University of Minnesota associate professor Shaun Kennedy estimated that 10 percent of food that consumers buy in the developed world was adulterated. Because the profit margins for foodstuffs are often within single digits, “if you dilute by 2 percent, that’s a big deal.”
He cited a report from the US’ Grocery Manufacturers Association saying that economic adulteration and counterfeiting of global food and consumer products was expected to cost the industry US$10 billion to US$15 billion a year.
“Mostly the perpetrators are not intending to cause anyone harm — that would be bad for repeat business — often they don’t understand the potential impact,” Kennedy added.
Investigators say a huge array of deceptions exist. Simple ones involve presenting cheap products as branded or top-quality ones, like selling catfish as sea bream, labeling farmed salmon as wild or marketing factory-produced eggs as organic or free-range. For example, in February, the German authorities began investigating about 160 farms suspected of breaking rules on organic and free-range egg production.
In other cases, cheaper ingredients are added to genuine products to increase profit margins. Sometimes vegetable oil goes into chocolate bars, or pomegranate juice, wine, coffee, honey or olive oil is adulterated with water, sweeteners or cheaper substitutes.
Whenever there is tampering, there are potential risks to health. Indian restaurants in Britain have been prosecuted for adding ground peanuts to almond powder, which poses a risk to allergy sufferers. Food experts say that engine oil is among the substances found in olive oil.
In a week-long food fraud crackdown last year, the French authorities seized 90.7 tonnes of fish, seafood and frogs legs whose origin was incorrectly labeled; 1 tonne of fake truffle shavings; 500kg of inedible pastries; false Parmesan cheese from the US and Egypt; and liquor from a Dutch company marketed as tequila. They also found fraudulent Web sites claiming to sell caviar.
Illegally fished and contaminated shellfish often finds its way to fish markets. Even the fish that is safe to eat may not be what consumers think it is, as shown by the case of a fish and chip shop owner in Plymouth, England, who was fined last year for selling a cheaper Asian river fish called panga as cod.
Another fraud is to fake the packaging of well-known brands with writing in a foreign language so consumers believe they have a genuine product that was diverted abroad at a bargain price.
Even religious communities are not immune.

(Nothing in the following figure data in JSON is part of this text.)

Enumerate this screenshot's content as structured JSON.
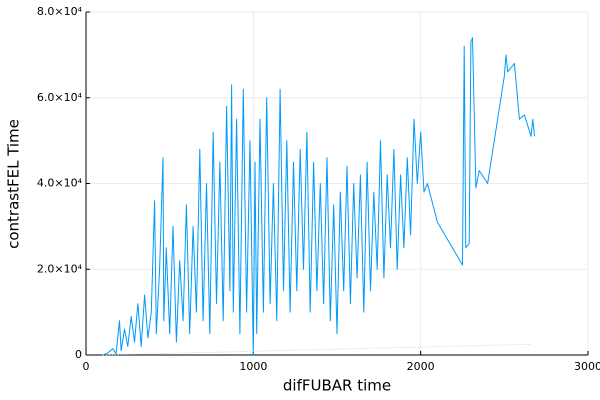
{
  "chart_data": {
    "type": "line",
    "x_label": "difFUBAR time",
    "y_label": "contrastFEL Time",
    "xlim": [
      0,
      3000
    ],
    "xticks": [
      0,
      1000,
      2000,
      3000
    ],
    "ylim": [
      0,
      80000
    ],
    "yticks": [
      0,
      {
        "value": 20000,
        "label": "2.0×10⁴"
      },
      {
        "value": 40000,
        "label": "4.0×10⁴"
      },
      {
        "value": 60000,
        "label": "6.0×10⁴"
      },
      {
        "value": 80000,
        "label": "8.0×10⁴"
      }
    ],
    "grid": true,
    "series": [
      {
        "color": "#009af9",
        "style": "solid",
        "x": [
          100,
          130,
          160,
          180,
          200,
          210,
          230,
          250,
          270,
          290,
          310,
          330,
          350,
          370,
          390,
          410,
          420,
          440,
          460,
          465,
          480,
          500,
          520,
          540,
          560,
          580,
          600,
          620,
          640,
          660,
          680,
          700,
          720,
          740,
          760,
          780,
          800,
          820,
          840,
          860,
          870,
          880,
          900,
          920,
          940,
          960,
          980,
          1000,
          1010,
          1020,
          1040,
          1060,
          1080,
          1100,
          1120,
          1140,
          1160,
          1180,
          1200,
          1220,
          1240,
          1260,
          1280,
          1300,
          1320,
          1340,
          1360,
          1380,
          1400,
          1420,
          1440,
          1460,
          1480,
          1500,
          1520,
          1540,
          1560,
          1580,
          1600,
          1620,
          1640,
          1660,
          1680,
          1700,
          1720,
          1740,
          1760,
          1780,
          1800,
          1820,
          1840,
          1860,
          1880,
          1900,
          1920,
          1940,
          1960,
          1980,
          2000,
          2020,
          2040,
          2100,
          2250,
          2260,
          2270,
          2290,
          2300,
          2310,
          2330,
          2350,
          2400,
          2500,
          2510,
          2520,
          2560,
          2590,
          2620,
          2660,
          2670,
          2680
        ],
        "values": [
          0,
          500,
          1500,
          300,
          8000,
          1000,
          6000,
          2000,
          9000,
          3000,
          12000,
          2000,
          14000,
          4000,
          10000,
          36000,
          5000,
          20000,
          46000,
          8000,
          25000,
          5000,
          30000,
          3000,
          22000,
          8000,
          35000,
          5000,
          30000,
          10000,
          48000,
          8000,
          40000,
          5000,
          52000,
          12000,
          45000,
          8000,
          58000,
          15000,
          63000,
          10000,
          55000,
          5000,
          62000,
          10000,
          50000,
          0,
          45000,
          5000,
          55000,
          10000,
          60000,
          12000,
          40000,
          8000,
          62000,
          15000,
          50000,
          10000,
          45000,
          15000,
          48000,
          20000,
          52000,
          10000,
          45000,
          15000,
          40000,
          12000,
          46000,
          8000,
          35000,
          5000,
          38000,
          15000,
          44000,
          12000,
          40000,
          18000,
          42000,
          10000,
          45000,
          15000,
          38000,
          20000,
          50000,
          18000,
          42000,
          25000,
          48000,
          20000,
          42000,
          25000,
          46000,
          28000,
          55000,
          40000,
          52000,
          38000,
          40000,
          31000,
          21000,
          72000,
          25000,
          26000,
          73000,
          74000,
          39000,
          43000,
          40000,
          65000,
          70000,
          66000,
          68000,
          55000,
          56000,
          51000,
          55000,
          51000
        ]
      },
      {
        "color": "#c8c8c8",
        "style": "dotted",
        "x": [
          100,
          2660
        ],
        "values": [
          0,
          2500
        ]
      }
    ]
  }
}
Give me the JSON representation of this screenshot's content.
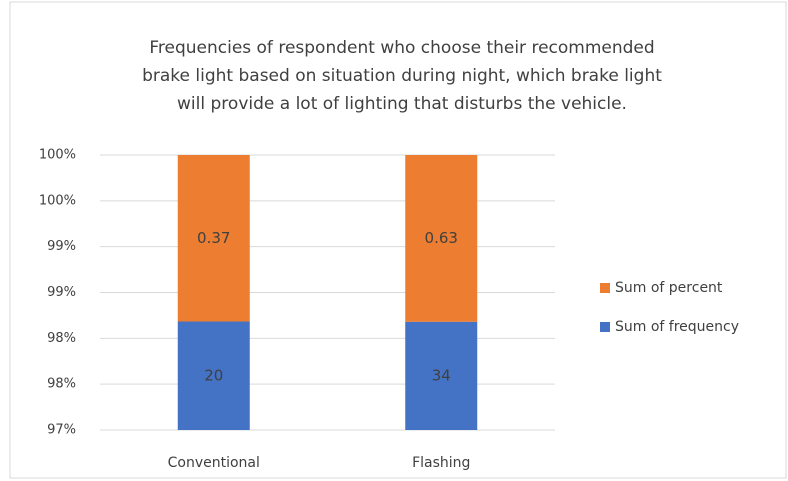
{
  "chart_data": {
    "type": "bar",
    "stacking": "percent",
    "title": [
      "Frequencies of respondent who choose their recommended",
      "brake light based on situation during night, which brake light",
      "will provide a lot of lighting that disturbs the vehicle."
    ],
    "categories": [
      "Conventional",
      "Flashing"
    ],
    "series": [
      {
        "name": "Sum of frequency",
        "color": "#4472c4",
        "values": [
          20,
          34
        ]
      },
      {
        "name": "Sum of percent",
        "color": "#ed7d31",
        "values": [
          0.37,
          0.63
        ]
      }
    ],
    "ylim": [
      97,
      100
    ],
    "yticks": [
      {
        "value": 97,
        "label": "97%"
      },
      {
        "value": 97.5,
        "label": "98%"
      },
      {
        "value": 98,
        "label": "98%"
      },
      {
        "value": 98.5,
        "label": "99%"
      },
      {
        "value": 99,
        "label": "99%"
      },
      {
        "value": 99.5,
        "label": "100%"
      },
      {
        "value": 100,
        "label": "100%"
      }
    ],
    "grid": true,
    "legend": "right"
  }
}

In Britain, the British Food Standards Agency has warned against drinking Zam Zam water, which is sacred to Muslims and comes from Saudi Arabia. Bottles sold in Britain “may contain high levels of arsenic or nitrates,” the agency said.
In a depot in south London, trading standards officers display fake foods including about 300 bottles of counterfeit red and white wine, labeled Jacob’s Creek. One small detail gives away these otherwise convincing forgeries: the counterfeiters misspelled the name of the country where the real wine is produced, Australia, leaving out the middle “a.”
Wandsworth Council trading standards officer Russell Bignell said bottles normally contained cheaper wine, but added: “The fact is we don’t know what’s in it.”
Other items include two convincingly packaged boxes of fake Durex condoms and a bottle of counterfeit Bollinger Champagne.
Christopher Roe, the council’s chief trading standards officer, said the problem affects sales of goods online, but that much conventionally sold counterfeit produce turns up in markets or small independent corner stores.
“Whether or not they know it’s counterfeit is a moot point,” Roe said, adding that there are just not enough resources to combat the problem.
With counterfeit products, “the more you look, the more you know you will find,” he added.